Cinthia a désormais achevé ses études supérieures et continue à militer. « L’un de mes objectifs est de gagner ma vie et d’avoir une situation stable afin de pouvoir prendre des décisions réfléchies, respectueuses et bienveillantes envers moi-même », confie Cinthia. « Il est grand temps de s’exprimer. Il est grand temps de se sentir libres ! »

L’Engagement de l’AOC a été approuvé par 25 pays de la région et représente une contribution importante aux résultats en matière de santé, d’éducation et d’égalité des genres. Tout indique que cet engagement peut s’avérer crucial dans l’amélioration de la santé et de l’éducation des jeunes de la région.

L’UNESCO a joué un rôle central dans la coordination du processus pluriannuel qui a conduit à l’adoption de l’Engagement et soutient à présent sa mise en œuvre.

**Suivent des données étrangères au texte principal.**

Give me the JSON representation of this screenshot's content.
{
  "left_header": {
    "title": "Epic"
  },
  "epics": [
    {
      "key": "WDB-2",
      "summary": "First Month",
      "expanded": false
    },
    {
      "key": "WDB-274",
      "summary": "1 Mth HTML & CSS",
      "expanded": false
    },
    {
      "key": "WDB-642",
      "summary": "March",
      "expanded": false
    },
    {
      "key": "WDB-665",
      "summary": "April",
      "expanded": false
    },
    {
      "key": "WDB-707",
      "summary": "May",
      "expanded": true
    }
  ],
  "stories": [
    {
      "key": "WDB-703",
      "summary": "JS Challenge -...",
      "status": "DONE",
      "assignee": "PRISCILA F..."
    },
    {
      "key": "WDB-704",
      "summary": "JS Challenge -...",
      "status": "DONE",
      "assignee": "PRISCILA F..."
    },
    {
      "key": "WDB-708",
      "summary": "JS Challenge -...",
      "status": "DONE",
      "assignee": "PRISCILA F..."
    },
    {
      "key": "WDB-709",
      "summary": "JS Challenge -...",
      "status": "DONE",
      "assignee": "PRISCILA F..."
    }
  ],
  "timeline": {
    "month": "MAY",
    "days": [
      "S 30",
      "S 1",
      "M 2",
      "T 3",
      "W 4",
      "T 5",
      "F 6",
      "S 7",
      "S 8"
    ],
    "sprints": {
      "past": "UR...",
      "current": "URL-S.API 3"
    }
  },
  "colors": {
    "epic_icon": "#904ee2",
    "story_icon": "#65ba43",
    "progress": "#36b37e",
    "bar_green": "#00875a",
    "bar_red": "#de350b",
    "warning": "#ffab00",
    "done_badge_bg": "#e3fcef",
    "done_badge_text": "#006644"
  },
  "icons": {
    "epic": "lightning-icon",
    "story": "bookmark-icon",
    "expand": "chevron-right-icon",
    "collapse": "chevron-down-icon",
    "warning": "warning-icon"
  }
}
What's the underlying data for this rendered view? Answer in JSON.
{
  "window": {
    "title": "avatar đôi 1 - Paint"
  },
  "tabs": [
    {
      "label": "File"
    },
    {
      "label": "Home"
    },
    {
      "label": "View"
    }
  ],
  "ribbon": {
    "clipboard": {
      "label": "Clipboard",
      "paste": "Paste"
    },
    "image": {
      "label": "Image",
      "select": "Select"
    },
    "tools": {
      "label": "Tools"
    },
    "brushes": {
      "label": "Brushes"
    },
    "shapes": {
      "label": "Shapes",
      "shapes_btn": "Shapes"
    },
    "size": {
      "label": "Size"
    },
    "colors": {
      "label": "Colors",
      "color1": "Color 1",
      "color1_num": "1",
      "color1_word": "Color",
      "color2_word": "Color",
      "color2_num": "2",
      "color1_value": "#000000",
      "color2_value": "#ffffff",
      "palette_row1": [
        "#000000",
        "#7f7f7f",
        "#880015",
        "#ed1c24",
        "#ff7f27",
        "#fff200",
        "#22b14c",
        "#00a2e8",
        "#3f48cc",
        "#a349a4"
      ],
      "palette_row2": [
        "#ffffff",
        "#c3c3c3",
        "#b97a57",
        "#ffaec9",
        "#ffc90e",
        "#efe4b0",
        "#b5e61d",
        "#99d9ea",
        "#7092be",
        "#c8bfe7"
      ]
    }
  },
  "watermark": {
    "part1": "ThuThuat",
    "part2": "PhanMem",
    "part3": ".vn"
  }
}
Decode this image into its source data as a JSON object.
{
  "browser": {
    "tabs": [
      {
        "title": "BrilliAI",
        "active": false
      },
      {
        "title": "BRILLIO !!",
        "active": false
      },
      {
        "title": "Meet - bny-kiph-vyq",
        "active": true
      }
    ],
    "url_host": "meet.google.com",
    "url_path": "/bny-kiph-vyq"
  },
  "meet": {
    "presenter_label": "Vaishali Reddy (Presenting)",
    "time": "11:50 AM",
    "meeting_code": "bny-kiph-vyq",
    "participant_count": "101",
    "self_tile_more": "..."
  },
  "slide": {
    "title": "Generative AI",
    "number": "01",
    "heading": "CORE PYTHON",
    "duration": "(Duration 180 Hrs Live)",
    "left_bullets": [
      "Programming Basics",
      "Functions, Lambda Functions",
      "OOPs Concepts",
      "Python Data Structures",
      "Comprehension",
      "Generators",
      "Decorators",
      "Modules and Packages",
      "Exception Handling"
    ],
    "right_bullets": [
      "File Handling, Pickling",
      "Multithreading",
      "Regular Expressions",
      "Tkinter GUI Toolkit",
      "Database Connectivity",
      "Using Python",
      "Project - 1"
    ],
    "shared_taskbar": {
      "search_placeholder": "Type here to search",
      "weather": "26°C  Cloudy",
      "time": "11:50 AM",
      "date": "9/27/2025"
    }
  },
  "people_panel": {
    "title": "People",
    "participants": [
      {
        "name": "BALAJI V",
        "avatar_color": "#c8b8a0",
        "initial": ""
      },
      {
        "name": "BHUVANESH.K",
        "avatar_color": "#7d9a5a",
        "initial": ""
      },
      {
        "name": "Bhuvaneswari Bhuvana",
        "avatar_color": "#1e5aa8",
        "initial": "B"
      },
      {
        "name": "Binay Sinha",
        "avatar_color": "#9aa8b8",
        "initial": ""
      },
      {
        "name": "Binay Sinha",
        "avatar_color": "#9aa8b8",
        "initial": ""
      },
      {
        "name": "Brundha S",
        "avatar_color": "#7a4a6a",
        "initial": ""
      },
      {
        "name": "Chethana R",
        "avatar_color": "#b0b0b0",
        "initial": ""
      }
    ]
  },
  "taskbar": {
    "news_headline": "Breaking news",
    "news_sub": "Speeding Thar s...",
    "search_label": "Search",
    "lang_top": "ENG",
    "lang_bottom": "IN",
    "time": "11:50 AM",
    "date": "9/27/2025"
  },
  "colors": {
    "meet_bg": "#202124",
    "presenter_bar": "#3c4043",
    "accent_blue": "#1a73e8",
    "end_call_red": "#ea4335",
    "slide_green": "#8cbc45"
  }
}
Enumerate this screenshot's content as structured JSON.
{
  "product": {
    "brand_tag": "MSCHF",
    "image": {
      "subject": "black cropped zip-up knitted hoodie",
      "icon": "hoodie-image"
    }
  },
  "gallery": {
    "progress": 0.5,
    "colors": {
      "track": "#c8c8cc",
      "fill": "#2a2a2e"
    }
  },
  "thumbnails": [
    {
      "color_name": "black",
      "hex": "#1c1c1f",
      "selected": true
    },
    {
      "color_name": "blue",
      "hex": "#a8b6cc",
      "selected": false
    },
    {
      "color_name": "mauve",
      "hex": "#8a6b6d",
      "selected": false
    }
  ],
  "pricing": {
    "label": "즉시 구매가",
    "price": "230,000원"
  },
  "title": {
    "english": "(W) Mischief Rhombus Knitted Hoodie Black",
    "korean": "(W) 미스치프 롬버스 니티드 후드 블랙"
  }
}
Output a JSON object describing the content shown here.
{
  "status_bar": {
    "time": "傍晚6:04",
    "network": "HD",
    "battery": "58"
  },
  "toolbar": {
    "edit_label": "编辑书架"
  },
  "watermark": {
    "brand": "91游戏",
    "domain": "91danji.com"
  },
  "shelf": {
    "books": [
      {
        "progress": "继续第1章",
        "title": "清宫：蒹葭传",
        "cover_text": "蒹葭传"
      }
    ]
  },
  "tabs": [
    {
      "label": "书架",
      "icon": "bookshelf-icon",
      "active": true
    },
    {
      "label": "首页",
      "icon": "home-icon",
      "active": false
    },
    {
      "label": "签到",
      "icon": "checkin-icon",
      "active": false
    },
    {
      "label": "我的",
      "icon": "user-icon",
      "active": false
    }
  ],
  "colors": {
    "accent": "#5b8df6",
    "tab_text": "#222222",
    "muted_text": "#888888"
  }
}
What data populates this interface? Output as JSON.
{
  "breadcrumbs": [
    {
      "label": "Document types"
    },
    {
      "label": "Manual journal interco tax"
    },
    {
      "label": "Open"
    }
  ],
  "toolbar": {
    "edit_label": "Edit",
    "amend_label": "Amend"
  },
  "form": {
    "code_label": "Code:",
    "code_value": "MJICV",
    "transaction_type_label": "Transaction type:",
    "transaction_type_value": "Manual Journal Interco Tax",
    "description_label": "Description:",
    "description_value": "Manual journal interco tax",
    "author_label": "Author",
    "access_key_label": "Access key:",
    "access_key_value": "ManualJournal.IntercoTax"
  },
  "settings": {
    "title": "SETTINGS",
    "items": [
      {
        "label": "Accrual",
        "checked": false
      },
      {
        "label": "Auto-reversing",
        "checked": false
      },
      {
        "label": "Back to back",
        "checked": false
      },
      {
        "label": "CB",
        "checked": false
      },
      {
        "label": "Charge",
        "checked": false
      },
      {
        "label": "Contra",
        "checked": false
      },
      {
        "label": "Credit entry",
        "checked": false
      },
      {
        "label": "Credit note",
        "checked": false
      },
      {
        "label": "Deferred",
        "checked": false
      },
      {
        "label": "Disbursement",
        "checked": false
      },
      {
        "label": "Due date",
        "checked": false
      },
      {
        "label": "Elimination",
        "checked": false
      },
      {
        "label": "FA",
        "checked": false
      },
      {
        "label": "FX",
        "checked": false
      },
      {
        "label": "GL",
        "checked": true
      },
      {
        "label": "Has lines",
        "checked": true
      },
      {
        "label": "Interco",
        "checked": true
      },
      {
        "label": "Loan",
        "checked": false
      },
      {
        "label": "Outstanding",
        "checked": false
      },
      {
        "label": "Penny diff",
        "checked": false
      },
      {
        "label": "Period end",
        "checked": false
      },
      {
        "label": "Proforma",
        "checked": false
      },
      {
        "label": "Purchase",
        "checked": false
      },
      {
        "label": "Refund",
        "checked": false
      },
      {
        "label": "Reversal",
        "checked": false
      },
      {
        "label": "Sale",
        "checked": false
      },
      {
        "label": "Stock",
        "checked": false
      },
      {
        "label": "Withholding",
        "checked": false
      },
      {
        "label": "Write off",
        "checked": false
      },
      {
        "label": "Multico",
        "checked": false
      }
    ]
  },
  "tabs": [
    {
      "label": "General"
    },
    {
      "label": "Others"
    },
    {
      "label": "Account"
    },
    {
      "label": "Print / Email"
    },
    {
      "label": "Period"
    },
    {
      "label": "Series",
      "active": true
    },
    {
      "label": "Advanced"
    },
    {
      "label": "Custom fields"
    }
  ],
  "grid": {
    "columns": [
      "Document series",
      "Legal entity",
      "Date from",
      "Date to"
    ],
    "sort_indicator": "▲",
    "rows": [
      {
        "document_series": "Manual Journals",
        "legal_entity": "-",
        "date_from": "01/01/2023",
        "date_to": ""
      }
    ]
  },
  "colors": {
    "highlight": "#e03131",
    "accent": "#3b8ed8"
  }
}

Ses travaux ont notamment consisté à mener des consultations nationales et régionales avec les jeunes, la société civile et les gouvernements, à organiser des activités de sensibilisation, notamment la campagne « L’éducation sauve des vies » qui a permis à des jeunes de témoigner et de se faire entendre, ainsi qu’à proposer ses compétences techniques en matière de santé et d’éducation.